Lauren Roy

Personal information
- Born: 25 September 2000 (age 25)

Sport
- Sport: Athletics
- Event: Sprint

Achievements and titles
- Personal bests: 60m: 7.19 (2026) 100m: 11.23 (2026) 200m: 22.83 (2026)

= Lauren Roy =

Irish sprinter (born 2000)

Lauren Roy (born 25 September 2000) is an Irish sprinter. She has represented Ireland at the World Athletics Championships and is the Northern Ireland record holder over 200 metres and second on the Irish all-time indoor list in the 200 metres and 60 metres.

==Biography==
Roy trained as a Fast Twitch AC athlete and was coached by Tim Thompson. Roy travelled as a member of the Ireland relay pool at the 2018 IAAF World U20 Championships. She won the Irish U-20 indoor title over 60 metres with a personal best of 7.42 seconds in February 2019. She subsequently made her senior international debut as an 18-year-old at the 2019 European Athletics Indoor Championships in Glasgow, Scotland in the 60 metres, but did not progress past her preliminary heat.

Roy competed for Ireland in the 4 x 100 metres relay at the 2022 World Athletics Championships in Eugene, Oregon.
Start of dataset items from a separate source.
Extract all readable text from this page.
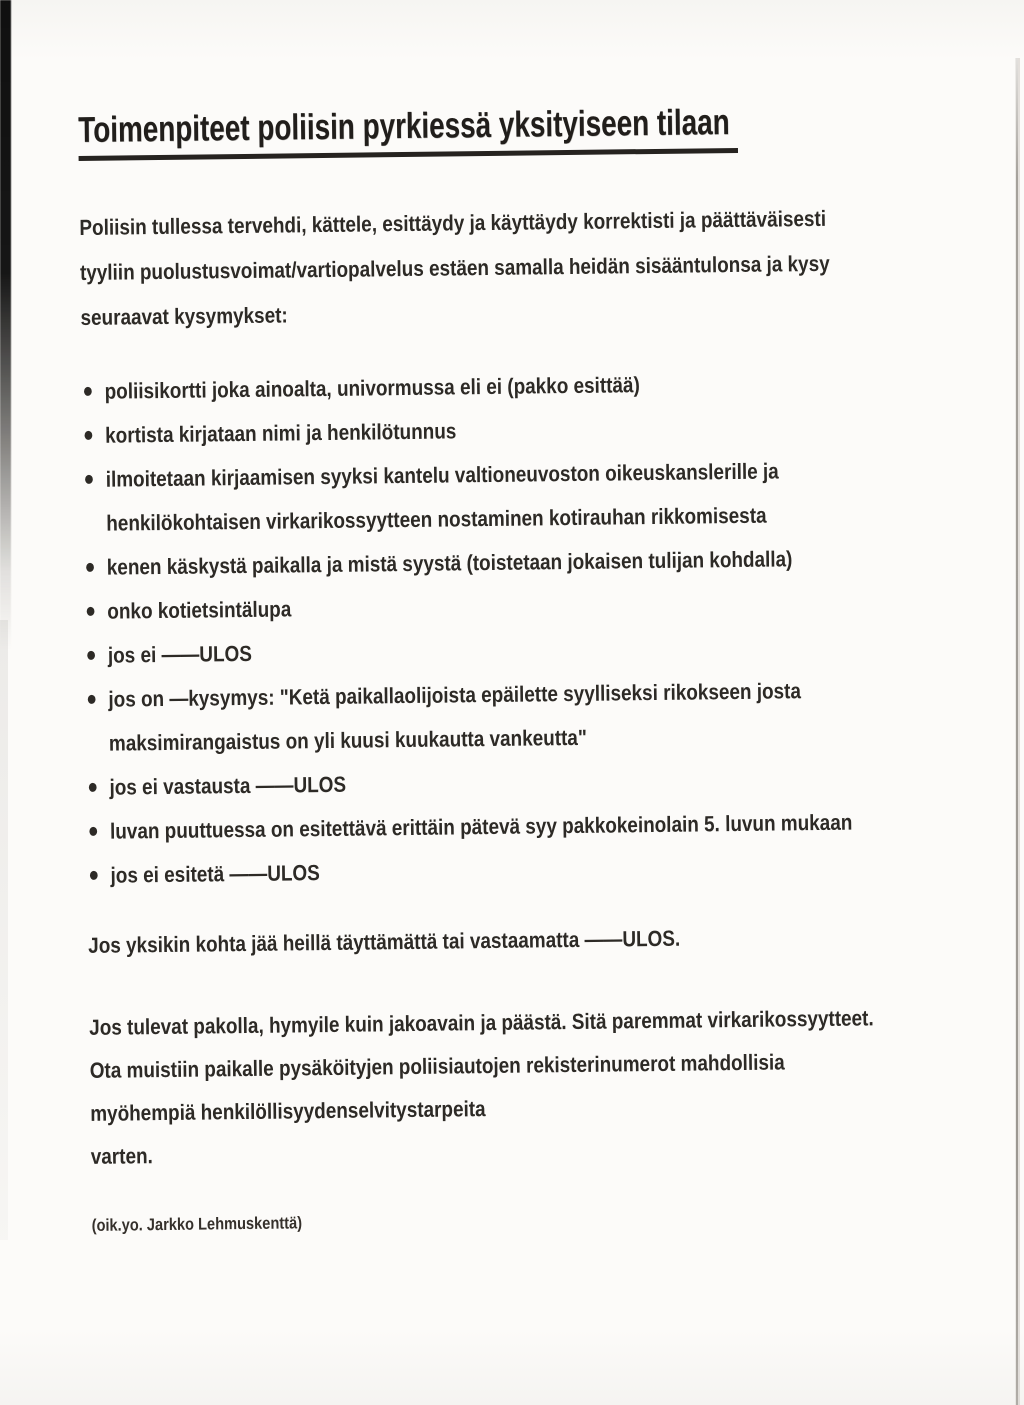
Toimenpiteet poliisin pyrkiessä yksityiseen tilaan

Poliisin tullessa tervehdi, kättele, esittäydy ja käyttäydy korrektisti ja päättäväisesti
tyyliin puolustusvoimat/vartiopalvelus estäen samalla heidän sisääntulonsa ja kysy
seuraavat kysymykset:

poliisikortti joka ainoalta, univormussa eli ei (pakko esittää)
kortista kirjataan nimi ja henkilötunnus
ilmoitetaan kirjaamisen syyksi kantelu valtioneuvoston oikeuskanslerille ja
henkilökohtaisen virkarikossyytteen nostaminen kotirauhan rikkomisesta
kenen käskystä paikalla ja mistä syystä (toistetaan jokaisen tulijan kohdalla)
onko kotietsintälupa
jos ei ——ULOS
jos on —kysymys: "Ketä paikallaolijoista epäilette syylliseksi rikokseen josta
maksimirangaistus on yli kuusi kuukautta vankeutta"
jos ei vastausta ——ULOS
luvan puuttuessa on esitettävä erittäin pätevä syy pakkokeinolain 5. luvun mukaan
jos ei esitetä ——ULOS

Jos yksikin kohta jää heillä täyttämättä tai vastaamatta ——ULOS.

Jos tulevat pakolla, hymyile kuin jakoavain ja päästä. Sitä paremmat virkarikossyytteet.
Ota muistiin paikalle pysäköityjen poliisiautojen rekisterinumerot mahdollisia
myöhempiä henkilöllisyydenselvitystarpeita
varten.

(oik.yo. Jarkko Lehmuskenttä)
In 2022, Roy left Queen’s University, Belfast to go on scholarship to the University of Texas at San Antonio in the United States. She was a member of the Irish team which gained promotion to the second division of the European Athletics Team Championships in June 2023.

Having transferred to Tarleton State University, Roy set a new Northern Ireland 200 m record, breaking the previous record of Amy Foster which had stood for 24 years, with a time of 23.27 seconds in Texas in 2025. Additionally, on 25 April 2025 she ran a wind- assisted time of 22.85 seconds (+3.5) in Stephenville, Texas. She competed for Ireland at the 2025 European Athletics Team Championships Second Division in Maribor, Slovenia, placing fifth in the 200 metres in 23.32 seconds.

Roy was a member of the Irish women's 4 x 100 metres relay team alongside Sarah Leahy, Ciara Neville and Sarah Lavin that broke the Irish national record with a time of 43.73 seconds at the 2025 London Athletics Meet. That month, she was a semi-finalist over 200 metres at the 2025 Summer World University Games in Germany. Roy was runner-up to Neville in the 100 m, and third behind Sharlene Mawdsley and Lavin in the 200 m, at the 2025 Irish Athletics Championships.

In January 2026, Roy ran a 60 metres personal best of 7.25 seconds at the Corky Classic in Lubbock. On 24 January, she ran a 200 m indoor personal best of 22.89 in Texas, moving to second on the Irish all-time indoor list behind Rhasidat Adeleke, and also lowering her 60 m personal best to 7.23 seconds on the same day. She later ran a new best of 7.19 seconds to move joint second on the Irish all-time list, and placed second over 60 metres at the WAC Indoor Championships, finishing behind Victoria Cameron and ahead of Prestina Ochonogor in a Tarleton-sweep of the podium, to help Tarleton win the women's team competition for the first time.

Roy was selected to represent Ireland in the 60 metres at the 2026 World Athletics Indoor Championships in Toruń, Poland, in March 2026, and advanced to the semi-finals by one thousandth of a second after a fourth-place finish in her heat in 7.25 seconds. In May, Roy ran a lifetime best of 22.83 (+2.0m), to also move to second on the Irish outdoor all-time list behind Adeleke and qualified for the 2026 NCAA Outdoor Championships. She also lowered her 100 m personal best to 11.23 seconds. However, because the NCAA Championships clashed with the NI & Ulster Senior Championships, she was then not selected for the 2026 Commonwealth Games. At the Irish Championships on 25 July, she placed second to Adeleke in the 200 metres. In August, she was part of the Ireland women’s 4 x 100 metres relay team that set a new national record of 43.13 at the 2026 European Athletics Championships in Birmingham, England. She also competed in the women's 200 metres at the championships, reaching the semi-finals.

==Personal life==
She was educated at Tarleton State University in Texas, United States.